Desde la entidad, que nuclea a diversos consorcios de manejo del fuego del país, aclararon que la propuesta no busca una flexibilización de las normas ambientales. Por el contrario, el objetivo es corregir distorsiones del régimen actual que han provocado consecuencias jurídicas y económicas negativas sin lograr una disminución real de los siniestros.

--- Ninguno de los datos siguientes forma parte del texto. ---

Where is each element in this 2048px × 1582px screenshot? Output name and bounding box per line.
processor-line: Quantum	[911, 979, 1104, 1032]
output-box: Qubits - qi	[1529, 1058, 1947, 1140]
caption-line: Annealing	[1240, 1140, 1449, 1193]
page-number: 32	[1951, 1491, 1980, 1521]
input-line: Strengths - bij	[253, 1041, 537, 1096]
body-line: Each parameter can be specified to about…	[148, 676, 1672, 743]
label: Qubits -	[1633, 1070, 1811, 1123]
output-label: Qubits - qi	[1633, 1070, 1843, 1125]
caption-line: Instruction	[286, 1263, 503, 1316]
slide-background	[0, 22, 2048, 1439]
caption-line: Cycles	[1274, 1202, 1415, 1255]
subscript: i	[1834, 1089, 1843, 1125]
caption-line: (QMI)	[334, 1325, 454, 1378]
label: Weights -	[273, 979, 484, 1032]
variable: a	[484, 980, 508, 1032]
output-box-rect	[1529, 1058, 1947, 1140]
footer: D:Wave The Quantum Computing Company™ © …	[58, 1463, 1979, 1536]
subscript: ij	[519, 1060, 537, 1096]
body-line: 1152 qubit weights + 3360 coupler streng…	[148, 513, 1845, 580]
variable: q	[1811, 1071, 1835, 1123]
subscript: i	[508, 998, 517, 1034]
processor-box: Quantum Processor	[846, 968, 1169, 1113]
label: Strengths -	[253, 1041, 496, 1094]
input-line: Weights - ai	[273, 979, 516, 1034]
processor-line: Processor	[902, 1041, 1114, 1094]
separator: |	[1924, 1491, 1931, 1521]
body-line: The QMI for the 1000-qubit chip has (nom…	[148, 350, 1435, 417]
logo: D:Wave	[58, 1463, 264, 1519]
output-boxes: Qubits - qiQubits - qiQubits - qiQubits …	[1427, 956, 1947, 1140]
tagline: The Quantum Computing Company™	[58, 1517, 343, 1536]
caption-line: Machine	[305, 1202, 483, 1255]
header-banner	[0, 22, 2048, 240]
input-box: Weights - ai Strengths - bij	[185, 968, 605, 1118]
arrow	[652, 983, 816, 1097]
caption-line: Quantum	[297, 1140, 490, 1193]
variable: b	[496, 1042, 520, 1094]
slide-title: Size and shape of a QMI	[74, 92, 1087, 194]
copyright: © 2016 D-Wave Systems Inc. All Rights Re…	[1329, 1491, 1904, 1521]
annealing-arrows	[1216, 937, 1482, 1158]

El foco del cuestionamiento recae sobre la Ley N.º 27.604, la cual introdujo restricciones automáticas al uso del suelo tras un incendio, sin considerar el origen del fuego ni las circunstancias particulares de cada caso. Según la Red, este sistema termina castigando a los propietarios, tratándolos como culpables a pesar de ser ellos mismos víctimas del fuego.
Entre los efectos contraproducentes de la normativa vigente, se destacan:
—Falta de eficacia: no se ha demostrado que estas medidas reduzcan la cantidad de incendios.
—Desincentivo a la denuncia: el temor a las restricciones automáticas desalienta a los productores a reportar los siniestros.
—Impacto económico: se generan efectos desproporcionados sobre el valor de las tierras afectadas.
La reforma propuesta mantiene sin cambios la protección de los bosques nativos, bajo los lineamientos de la Ley Nº 26.331.
La modificación apunta específicamente a eliminar las restricciones generalizadas que hoy pesan sobre las tierras productivas sin un sustento técnico claro.
Uno de los puntos más controvertidos son los plazos de restricción de uso del suelo, que actualmente pueden alcanzar los 30 y 60 años. La Red advirtió que no existe evidencia científica que respalde estos tiempos de forma generalizada, ya que la recuperación de cada ecosistema varía y, en muchos casos, los plazos son menores. Además, señalaron que el régimen actual genera una notable pérdida de valor de los activos e incertidumbre para la inversión.
Hacia una gestión integral
Para los especialistas, la discusión sobre los incendios rurales debe ir más allá de las restricciones de uso. Abogan por una política de gestión integral que contemple la prevención, detección temprana, ataque rápido, control y una correcta identificación de responsabilidades y causas.
Finalmente, la Red de Manejo del Fuego Rural concluyó que esta reforma es una oportunidad para alinear la ley con los principios básicos del derecho, asegurando que la protección ambiental y el respeto al debido proceso no son objetivos en conflicto.